For China and India, and a rising number of other Asian countries including Pakistan and Turkey, the oil intensity of their economies (amount of oil needed per unit of GDP) is now falling about as fast as it is among the OECD countries. Things were different as recently as 2004-2007, when high annual growth of oil demand in China and India helped create the global oil price breakout, but the shift to cleantech and the development of green energy, and the development of new energy-saving technology was already beginning to drag down the annual growth rate of oil demand, in China and India. Since 2009 this pattern is now clear - suggesting that another "oil shock" as in 2008 is now unlikely.
The main reason is that firstly India, then China started slashing the oil intensity of their economies, their oil input per unit of GDP output, from as early as 2005. This had and has a fast escalating impact on their trend rate of oil demand growth, since 2009.
Through 2001-2011, China averaged more than 9% per year growth of oil demand, and India about 5.5% but this was front-loaded in time, with more regular and higher-than-average growth in 2000-05 than in 2006-11. Forward estimates for oil demand growth of both India and China are now being revised downward - because they will certainly decline.

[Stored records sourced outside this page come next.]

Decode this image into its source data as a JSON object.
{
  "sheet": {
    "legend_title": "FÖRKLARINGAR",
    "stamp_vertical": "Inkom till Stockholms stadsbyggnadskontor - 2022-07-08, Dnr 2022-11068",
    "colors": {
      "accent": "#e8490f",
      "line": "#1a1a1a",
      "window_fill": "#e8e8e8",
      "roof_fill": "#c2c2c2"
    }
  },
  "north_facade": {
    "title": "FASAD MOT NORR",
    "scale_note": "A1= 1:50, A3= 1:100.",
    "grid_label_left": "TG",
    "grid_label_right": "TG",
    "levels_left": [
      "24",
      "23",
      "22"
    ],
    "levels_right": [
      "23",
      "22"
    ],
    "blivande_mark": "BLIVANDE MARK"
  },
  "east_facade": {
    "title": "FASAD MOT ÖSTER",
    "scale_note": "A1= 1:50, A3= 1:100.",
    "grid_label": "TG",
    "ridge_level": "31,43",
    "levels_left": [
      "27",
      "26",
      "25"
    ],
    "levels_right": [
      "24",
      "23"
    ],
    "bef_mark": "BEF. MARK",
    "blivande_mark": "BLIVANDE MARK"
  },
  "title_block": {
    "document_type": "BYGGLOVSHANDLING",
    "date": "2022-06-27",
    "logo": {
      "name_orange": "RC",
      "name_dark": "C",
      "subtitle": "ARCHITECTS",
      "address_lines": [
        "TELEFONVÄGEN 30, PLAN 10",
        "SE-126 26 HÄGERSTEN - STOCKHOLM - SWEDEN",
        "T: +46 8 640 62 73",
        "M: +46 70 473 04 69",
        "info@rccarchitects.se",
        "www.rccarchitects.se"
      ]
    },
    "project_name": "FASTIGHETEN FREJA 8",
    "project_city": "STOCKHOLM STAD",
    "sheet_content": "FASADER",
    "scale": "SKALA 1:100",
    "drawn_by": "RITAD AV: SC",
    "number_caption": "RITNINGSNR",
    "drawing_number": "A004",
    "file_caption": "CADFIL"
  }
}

For India, the official figure for national oil demand growth is about 3% per year, if GDP growth holds at high rates, and for China it is now unlikely it will ever again have annual growth rates of oil demand of more than about 6% per year.
Today, the outlook for oil price breakout is becoming history book: oil prices are going to stay relatively low, and are unlikely to spiral upward, except if there is major Middle East political crisis.
THE NEW ENERGY SYSTEM
The IEA and other western energy agencies claim that clean energy must be moved forward, but energy consumer countries must also develop more oil supplies because, these agencies say, when the economy recovers oil demand will grow again, and oil shortage will bite. This implies very big spending on the energy sector, if countries have to invest in both energy systems - - clean energy and fossil energy.
Political deciders and policy makers in Asia however know that maintaining the investment effort and political support to clean energy is a win-win stategy: oil prices will stay moderate, the environment will be protected, and jobs will be created. Spending more on oil, gas and coal (and especially on oil) is likely not the best strategy because, as the IEA itself shows in its reports and studies, its "bad scenario" of oil price breakout is unlikely to happen: comparing OECD energy dependence of 1973 and 2009, it shows that the richworld group's oil dependence fell from oil covering 52.6% of its total energy demand, to 36% in 2009. This same process is now happening in Asia, and can run even faster in Asia than in the OECD countries; clean energy is set to become the dominant paradigm.
More simply, oil does not fit into the new energy economy. For Asia, certain oilsaving sectors and targets are clear and massive. In particular as noted at the start of this article, we find that oil-based electric power production is the key near-term target.
Due to what is now industrially mature mass production of windpower and solar power equipment, the process of slashing this oil demand can move rapidly. For the low income countries where some still use oil for over 50% of their generation (US oil-fired electricity 2009: 1% of total), the growing supply of newly obsolete solar and windpower equipment in the North, especially in Europe, becomes a key resource. Leapfrogging tech development of windmills, for example, has seen their power spiral from 600 kW to 6000 kW (6 MW) per mill, leading to rapid economic obsolescence of smaller mills built to operate 30 years or more, but retired in less than 10 years.
This type of equipment is often priced at giveaway levels as low as $500 per kW. Heavy discounts also operate on economically obsolescent solar PV equipment, having typical efficiencies of below 12.5% and quickly retired from service, compared with new equipment attaining 18%, but service lifetimes for both are around 30 years. The clean power shift in Asia will accelerate.